Debía ser tremendamente dura la vida en el pasado. Extraña. Y sin embargo me transmite ecos, casi recuerdos, de vidas que no he vivido. Tengo una imagen de mí mismo (o misma, quién sabe) a lomos de uno de los omnipresentes y pequeños caballos islandeses, cubierto con un capote de lana o de piel, con la cara helada y el viento agitando mi pelo. 

Todo está muy limpio y cuidado, pero, salvo algún que otro turista despistado que se viene con su coche, su campervan o su caravana, no se ve un alma. Los islandeses dan la impresión de quedarse en sus casas, cálidas y confortables, mirando por las ventanas a los extranjeros que se pasean ruidosos por las postales que ellos ven todos los días.

Nuestro desvío nos lleva más tarde hasta el pueblo de Skagafjorđur. Bordeamos una enorme barra  de arena oscura que separa una balsa de agua frente a la que se alza un mar verdoso y gris en el que unas enormes rocas parecen flotar. No hay nada entre nosotros y el Polo, y entran ganas de navegar por mares extraños. El océano está tan calmo que tiene un aspecto aceitoso y denso. 

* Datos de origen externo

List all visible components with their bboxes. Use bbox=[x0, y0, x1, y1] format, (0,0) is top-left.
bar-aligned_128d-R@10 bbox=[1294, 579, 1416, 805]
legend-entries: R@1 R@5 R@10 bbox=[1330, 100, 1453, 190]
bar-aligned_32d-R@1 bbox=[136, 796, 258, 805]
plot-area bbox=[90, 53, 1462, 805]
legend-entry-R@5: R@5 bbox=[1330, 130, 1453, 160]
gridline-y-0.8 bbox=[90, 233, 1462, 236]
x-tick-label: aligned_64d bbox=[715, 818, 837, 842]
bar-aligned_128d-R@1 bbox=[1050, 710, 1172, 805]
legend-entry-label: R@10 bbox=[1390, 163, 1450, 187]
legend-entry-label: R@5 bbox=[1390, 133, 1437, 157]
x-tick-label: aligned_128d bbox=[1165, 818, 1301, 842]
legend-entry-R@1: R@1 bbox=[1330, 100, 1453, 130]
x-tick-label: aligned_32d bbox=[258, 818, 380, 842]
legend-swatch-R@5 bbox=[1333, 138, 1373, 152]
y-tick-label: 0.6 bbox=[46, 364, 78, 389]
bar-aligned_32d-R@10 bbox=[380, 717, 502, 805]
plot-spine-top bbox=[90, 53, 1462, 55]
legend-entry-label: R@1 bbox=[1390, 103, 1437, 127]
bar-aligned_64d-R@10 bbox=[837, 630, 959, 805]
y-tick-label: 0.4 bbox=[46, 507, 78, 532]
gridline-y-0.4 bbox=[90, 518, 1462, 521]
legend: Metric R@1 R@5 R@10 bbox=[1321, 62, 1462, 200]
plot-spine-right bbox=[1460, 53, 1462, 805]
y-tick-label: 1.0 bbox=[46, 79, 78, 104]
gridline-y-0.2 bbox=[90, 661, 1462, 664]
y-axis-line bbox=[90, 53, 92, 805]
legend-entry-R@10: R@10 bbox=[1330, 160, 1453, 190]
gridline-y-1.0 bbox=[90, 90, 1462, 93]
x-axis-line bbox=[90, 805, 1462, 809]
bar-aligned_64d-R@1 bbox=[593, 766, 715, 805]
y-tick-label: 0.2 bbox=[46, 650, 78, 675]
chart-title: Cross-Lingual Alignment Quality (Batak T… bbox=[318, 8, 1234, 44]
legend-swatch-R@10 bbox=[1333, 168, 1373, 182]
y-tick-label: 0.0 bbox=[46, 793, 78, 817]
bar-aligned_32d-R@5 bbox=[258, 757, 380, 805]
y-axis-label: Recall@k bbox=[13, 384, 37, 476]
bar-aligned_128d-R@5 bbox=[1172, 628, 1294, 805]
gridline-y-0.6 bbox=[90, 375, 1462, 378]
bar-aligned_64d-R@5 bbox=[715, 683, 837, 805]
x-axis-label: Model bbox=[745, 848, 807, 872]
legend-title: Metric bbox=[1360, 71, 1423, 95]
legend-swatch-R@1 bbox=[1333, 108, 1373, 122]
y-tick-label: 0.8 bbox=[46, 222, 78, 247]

Paramos en otro apartadero, junto a la estatua de un señor de cuyo nombre ahora no me acuerdo. Un ingeniero o pescador de la zona. Junto al mar he divisado los restos de una cabaña de piedra y he decidido bajar hasta el agua y recorrer la playa de guijarros hasta la construcción. Está cerca de un puente que une la barra de arena de la playa con la costa, salvando el desaguadero del lago que tenemos al lado. La cabaña está vacía y medio derrumbada, pero no me cabe imaginar nada más evocador.

Recorremos el valle a la inversa, por la otra orilla, buscando de nuevo la ruta 1, que pronto nos hace subir de nuevo entre montañas cubiertas de nieve. Aún nos quedan unos ciento veinte kilómetros de viaje, pero cada paso es una fotografía que se graba en la memoria.
 
Finalmente llegamos a nuestro destino de hoy: una pequeña ciudad llamada Akureyri, donde dejaremos por una noche la caravana para dormir en un hotel en el centro de la ciudad. 

Tras dar un par de vueltas, encontramos un lugar tranquilo para aparcar y nos dirigimos al Guesthouse Centrum, en Akureyri.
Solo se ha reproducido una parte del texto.